The Signalman (1976 TV Movie)
7/10
An unexpected surprise - a period drama concerned with more than curtains.
28 May 2001
Costume dramas today are equally reviled and revered for their superficiality, their concentration on surface pleasures - the recreation of a past historical period, country houses, costumes, gestures, manner of speaking, in a way that was virtually absent in the classic works - e.g. Dickens, Austen - they are based on, where these things were part of everyday life. Such a concentration might have a useful value - to underline in concrete terms the restrictions on individuality in the period - but more often they are recreated and enjoyed for their own sake. This is why they are often called 'heritage' works - something to be preserved, frozen in time, as in a museum, rather than anything that might say anything to us today.

Since the early 1990s, the heritage drama revived spectacularly with successes such as 'Middlemarch' and, especially, 'Pride and Prejudice'. The architect of this revival has been screenwriter Andrew Davies, who might be seen as its auteur. But Davis wasn't always a literary curator, as this strange offering from the 1970s shows. If modern heritage drama is defined by its sumptuous visual pleasure, its fetishising of period detail, and its vivid cast of quaint characters, than 'The Signalman' is its austere opposite, a dark chamber two-hander, confined to one location, a railway box shrouded in a steep valley by a tunnel.

Where the modern heritage drama priveleges long shots to emphasise detailed production values, 'Signalman' is full of grim close-ups; period details are minimal, the mise-en-scene often impenetrably obscure. There is no jolly music, just eerie, science-fiction type sound effects which literally express the thematic importance of telegraph wires, but more deeply give an estranging sense of unfamiliarity, the modern intruding on the 'safe' past.

My husband, a big fan of Davies' later work, thought it was like a Beckett play, and promptly fell asleep. I was enthralled by its puritanical stripping down of superficial pleasure, creating the proper atmosphere for a ghost story, but also emphasising the narrative's ritualistic aspect - the setting in a space apart from 'civilised' life; the focus on characters defined by their solitude; the three-part nature of the story.

Denholm Elliot is a railway signalman who on occasions has seen a supernatural vision of someone yelling 'You down below', and waving his arms. This vision has twice been followed by horrific train accidents. A stranger passing by, who has been mysteriously confined for some time, listens to his story, and insists on the rational view - that it is a product of a mind worked on by the bleak loneliness of his situation. The Signalman takes his advice to forget all about it.

Dickens is such a relentlessly social, sprawling novelist, it is a pleasure to see something as pared back and concentrated as this.
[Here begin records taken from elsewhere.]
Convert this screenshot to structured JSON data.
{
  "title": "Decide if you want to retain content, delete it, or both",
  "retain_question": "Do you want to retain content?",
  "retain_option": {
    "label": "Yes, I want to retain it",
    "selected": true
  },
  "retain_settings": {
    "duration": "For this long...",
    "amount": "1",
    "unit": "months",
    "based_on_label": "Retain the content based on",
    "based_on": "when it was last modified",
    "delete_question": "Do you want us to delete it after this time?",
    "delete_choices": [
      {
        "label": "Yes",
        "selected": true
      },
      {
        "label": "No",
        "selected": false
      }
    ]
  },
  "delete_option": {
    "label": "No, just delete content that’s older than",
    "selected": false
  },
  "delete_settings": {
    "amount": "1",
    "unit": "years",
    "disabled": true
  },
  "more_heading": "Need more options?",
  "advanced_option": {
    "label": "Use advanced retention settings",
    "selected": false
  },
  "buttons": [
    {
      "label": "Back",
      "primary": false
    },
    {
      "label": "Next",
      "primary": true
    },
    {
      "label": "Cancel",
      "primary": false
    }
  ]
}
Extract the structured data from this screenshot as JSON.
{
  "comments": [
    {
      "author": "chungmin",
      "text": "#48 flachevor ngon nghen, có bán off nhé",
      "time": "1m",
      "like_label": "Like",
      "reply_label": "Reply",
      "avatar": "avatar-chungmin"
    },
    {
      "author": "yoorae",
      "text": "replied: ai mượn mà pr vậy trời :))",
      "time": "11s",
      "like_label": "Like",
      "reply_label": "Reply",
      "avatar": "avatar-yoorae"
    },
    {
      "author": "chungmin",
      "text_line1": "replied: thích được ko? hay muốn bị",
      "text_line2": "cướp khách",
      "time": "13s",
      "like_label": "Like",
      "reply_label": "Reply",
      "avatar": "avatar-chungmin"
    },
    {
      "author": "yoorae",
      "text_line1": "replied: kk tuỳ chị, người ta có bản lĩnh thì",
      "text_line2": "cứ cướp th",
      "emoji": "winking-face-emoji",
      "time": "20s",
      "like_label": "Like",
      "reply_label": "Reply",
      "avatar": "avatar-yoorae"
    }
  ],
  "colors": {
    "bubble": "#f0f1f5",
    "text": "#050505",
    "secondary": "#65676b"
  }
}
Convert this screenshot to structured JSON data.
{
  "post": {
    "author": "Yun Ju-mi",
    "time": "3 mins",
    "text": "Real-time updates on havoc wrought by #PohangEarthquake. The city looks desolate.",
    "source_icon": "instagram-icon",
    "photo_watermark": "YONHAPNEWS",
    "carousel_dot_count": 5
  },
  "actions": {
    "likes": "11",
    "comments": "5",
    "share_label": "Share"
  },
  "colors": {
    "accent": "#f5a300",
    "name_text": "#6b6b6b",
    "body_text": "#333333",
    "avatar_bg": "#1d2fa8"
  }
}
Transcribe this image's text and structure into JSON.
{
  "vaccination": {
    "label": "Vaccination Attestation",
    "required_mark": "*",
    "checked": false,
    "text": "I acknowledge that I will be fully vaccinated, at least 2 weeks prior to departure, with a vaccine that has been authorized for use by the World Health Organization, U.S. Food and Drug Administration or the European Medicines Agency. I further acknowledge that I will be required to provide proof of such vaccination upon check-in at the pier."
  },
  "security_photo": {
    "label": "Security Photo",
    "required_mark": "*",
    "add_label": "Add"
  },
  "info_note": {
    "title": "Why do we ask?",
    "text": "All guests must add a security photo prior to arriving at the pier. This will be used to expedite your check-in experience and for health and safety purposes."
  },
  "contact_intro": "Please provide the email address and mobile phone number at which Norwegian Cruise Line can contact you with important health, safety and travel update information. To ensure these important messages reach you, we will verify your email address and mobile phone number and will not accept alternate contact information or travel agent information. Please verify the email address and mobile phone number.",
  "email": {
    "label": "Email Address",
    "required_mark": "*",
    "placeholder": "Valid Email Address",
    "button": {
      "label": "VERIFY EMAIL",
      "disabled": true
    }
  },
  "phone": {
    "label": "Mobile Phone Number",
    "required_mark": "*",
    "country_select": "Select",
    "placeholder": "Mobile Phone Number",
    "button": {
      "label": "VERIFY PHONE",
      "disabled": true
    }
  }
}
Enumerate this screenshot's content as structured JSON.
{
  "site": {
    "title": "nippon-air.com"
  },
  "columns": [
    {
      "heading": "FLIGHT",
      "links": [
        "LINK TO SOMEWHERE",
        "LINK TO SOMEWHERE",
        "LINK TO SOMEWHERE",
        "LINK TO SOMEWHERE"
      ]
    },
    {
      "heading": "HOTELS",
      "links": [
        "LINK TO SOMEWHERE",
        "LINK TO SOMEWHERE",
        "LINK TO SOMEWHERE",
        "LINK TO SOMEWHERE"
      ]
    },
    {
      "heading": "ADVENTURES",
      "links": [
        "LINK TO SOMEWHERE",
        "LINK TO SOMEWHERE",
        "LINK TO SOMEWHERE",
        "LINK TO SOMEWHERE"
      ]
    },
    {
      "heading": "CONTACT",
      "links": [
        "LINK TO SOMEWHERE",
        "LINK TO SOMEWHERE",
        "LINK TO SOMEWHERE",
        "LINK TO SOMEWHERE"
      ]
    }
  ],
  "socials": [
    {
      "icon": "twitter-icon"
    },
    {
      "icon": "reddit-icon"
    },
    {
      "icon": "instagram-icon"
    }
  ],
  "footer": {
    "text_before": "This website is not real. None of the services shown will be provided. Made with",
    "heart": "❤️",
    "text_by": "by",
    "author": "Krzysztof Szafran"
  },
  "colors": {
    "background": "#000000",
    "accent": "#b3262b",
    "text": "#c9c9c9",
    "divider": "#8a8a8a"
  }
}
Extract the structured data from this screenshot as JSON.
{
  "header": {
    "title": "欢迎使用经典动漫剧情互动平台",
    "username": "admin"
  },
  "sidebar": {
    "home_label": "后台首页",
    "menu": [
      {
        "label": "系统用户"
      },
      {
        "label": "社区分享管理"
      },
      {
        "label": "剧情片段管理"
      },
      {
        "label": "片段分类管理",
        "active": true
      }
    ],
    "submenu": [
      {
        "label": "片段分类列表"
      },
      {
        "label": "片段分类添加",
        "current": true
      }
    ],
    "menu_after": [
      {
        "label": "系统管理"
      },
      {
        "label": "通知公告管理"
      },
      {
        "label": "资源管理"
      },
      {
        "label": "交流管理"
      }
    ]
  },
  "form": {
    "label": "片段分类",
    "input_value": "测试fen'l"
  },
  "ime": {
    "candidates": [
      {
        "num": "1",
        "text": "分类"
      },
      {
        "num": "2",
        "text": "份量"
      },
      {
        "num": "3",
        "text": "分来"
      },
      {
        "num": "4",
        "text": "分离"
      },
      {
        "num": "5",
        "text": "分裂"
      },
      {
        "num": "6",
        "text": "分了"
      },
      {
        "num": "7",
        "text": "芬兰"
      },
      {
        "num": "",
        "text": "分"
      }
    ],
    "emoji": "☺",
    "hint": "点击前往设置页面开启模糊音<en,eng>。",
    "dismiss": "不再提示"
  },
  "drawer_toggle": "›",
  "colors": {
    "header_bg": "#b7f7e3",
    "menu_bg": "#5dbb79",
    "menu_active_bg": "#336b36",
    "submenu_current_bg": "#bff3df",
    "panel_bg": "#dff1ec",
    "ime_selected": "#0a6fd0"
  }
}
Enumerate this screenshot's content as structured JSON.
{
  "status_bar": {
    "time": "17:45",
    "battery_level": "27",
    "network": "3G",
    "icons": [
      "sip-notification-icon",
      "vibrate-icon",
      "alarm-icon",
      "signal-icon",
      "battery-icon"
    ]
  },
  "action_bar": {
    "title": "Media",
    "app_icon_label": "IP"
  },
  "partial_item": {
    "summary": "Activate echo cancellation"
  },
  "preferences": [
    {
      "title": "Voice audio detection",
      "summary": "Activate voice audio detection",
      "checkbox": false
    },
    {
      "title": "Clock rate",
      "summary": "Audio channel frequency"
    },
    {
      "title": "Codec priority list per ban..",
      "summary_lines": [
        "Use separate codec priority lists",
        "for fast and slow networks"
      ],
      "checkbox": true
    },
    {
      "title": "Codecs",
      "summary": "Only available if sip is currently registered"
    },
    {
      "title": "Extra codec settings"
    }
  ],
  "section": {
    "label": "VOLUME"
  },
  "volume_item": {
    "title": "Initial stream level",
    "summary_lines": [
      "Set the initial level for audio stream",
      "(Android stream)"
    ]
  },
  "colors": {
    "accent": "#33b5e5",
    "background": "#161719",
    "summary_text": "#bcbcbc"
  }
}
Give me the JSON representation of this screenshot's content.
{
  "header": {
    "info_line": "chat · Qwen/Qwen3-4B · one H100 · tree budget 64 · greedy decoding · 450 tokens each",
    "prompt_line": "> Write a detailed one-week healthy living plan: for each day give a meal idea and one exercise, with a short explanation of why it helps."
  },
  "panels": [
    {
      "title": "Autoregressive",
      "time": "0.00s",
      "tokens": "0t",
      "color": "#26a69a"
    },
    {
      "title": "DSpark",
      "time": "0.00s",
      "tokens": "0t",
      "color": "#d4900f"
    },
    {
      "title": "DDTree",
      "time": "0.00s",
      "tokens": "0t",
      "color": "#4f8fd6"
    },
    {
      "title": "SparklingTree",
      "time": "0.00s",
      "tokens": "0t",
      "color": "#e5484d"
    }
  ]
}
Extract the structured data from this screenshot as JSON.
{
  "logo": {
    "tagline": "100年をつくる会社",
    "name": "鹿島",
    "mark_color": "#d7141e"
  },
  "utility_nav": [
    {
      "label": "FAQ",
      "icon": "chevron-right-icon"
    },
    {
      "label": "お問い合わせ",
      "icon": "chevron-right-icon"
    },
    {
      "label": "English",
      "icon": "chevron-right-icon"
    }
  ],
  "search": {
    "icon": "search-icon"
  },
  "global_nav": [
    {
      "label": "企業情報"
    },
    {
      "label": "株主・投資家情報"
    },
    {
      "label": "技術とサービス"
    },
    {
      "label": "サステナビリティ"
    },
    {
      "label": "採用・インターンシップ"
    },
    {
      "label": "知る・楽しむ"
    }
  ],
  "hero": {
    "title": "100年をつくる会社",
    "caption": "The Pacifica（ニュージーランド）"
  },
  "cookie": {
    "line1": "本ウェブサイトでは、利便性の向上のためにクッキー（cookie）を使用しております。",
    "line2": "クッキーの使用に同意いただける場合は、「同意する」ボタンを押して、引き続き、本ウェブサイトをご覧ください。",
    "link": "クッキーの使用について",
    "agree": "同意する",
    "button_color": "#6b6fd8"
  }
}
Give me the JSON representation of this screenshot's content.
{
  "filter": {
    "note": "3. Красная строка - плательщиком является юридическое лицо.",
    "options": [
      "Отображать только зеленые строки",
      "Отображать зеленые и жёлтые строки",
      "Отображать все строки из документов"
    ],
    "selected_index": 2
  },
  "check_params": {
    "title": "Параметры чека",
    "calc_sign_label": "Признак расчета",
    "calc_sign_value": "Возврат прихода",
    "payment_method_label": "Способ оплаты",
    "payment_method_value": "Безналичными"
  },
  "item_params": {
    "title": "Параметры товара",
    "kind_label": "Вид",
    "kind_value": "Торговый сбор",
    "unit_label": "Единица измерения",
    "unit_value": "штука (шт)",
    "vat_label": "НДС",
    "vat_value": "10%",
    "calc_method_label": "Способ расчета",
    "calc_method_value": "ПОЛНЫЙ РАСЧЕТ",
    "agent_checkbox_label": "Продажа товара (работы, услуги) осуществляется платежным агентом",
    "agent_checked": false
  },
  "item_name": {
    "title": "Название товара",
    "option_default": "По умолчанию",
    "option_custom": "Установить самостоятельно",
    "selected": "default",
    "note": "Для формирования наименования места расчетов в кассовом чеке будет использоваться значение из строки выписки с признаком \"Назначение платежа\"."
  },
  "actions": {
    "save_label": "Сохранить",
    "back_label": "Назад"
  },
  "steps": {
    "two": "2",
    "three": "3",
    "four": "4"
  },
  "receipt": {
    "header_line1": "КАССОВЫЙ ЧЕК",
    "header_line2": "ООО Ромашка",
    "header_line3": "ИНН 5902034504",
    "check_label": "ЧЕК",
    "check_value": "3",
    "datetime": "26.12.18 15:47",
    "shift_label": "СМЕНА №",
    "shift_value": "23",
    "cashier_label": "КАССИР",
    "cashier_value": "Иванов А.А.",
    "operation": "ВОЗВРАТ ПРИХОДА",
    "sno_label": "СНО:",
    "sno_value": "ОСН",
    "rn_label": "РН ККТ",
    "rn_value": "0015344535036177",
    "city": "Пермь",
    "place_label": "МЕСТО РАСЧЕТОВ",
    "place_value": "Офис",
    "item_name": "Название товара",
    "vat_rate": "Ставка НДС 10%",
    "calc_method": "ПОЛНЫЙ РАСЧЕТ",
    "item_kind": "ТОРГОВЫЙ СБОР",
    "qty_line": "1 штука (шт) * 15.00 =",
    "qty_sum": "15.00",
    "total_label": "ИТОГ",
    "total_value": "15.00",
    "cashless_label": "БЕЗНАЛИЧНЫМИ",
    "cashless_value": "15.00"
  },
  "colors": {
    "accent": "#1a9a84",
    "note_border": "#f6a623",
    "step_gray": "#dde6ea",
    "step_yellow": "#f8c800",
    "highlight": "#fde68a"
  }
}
The connection made in the source between scientific progress (telegrams, railways) and the supernatural, between telegrams and visions as media of information transmission, of the effects on time made by the annhilation of space produced by new technology, may not be as lucidly brought out as they might, but as an example of how serious and genuinely faithful (i.e. in spirit) TV literary adaptations used to be, this is a must.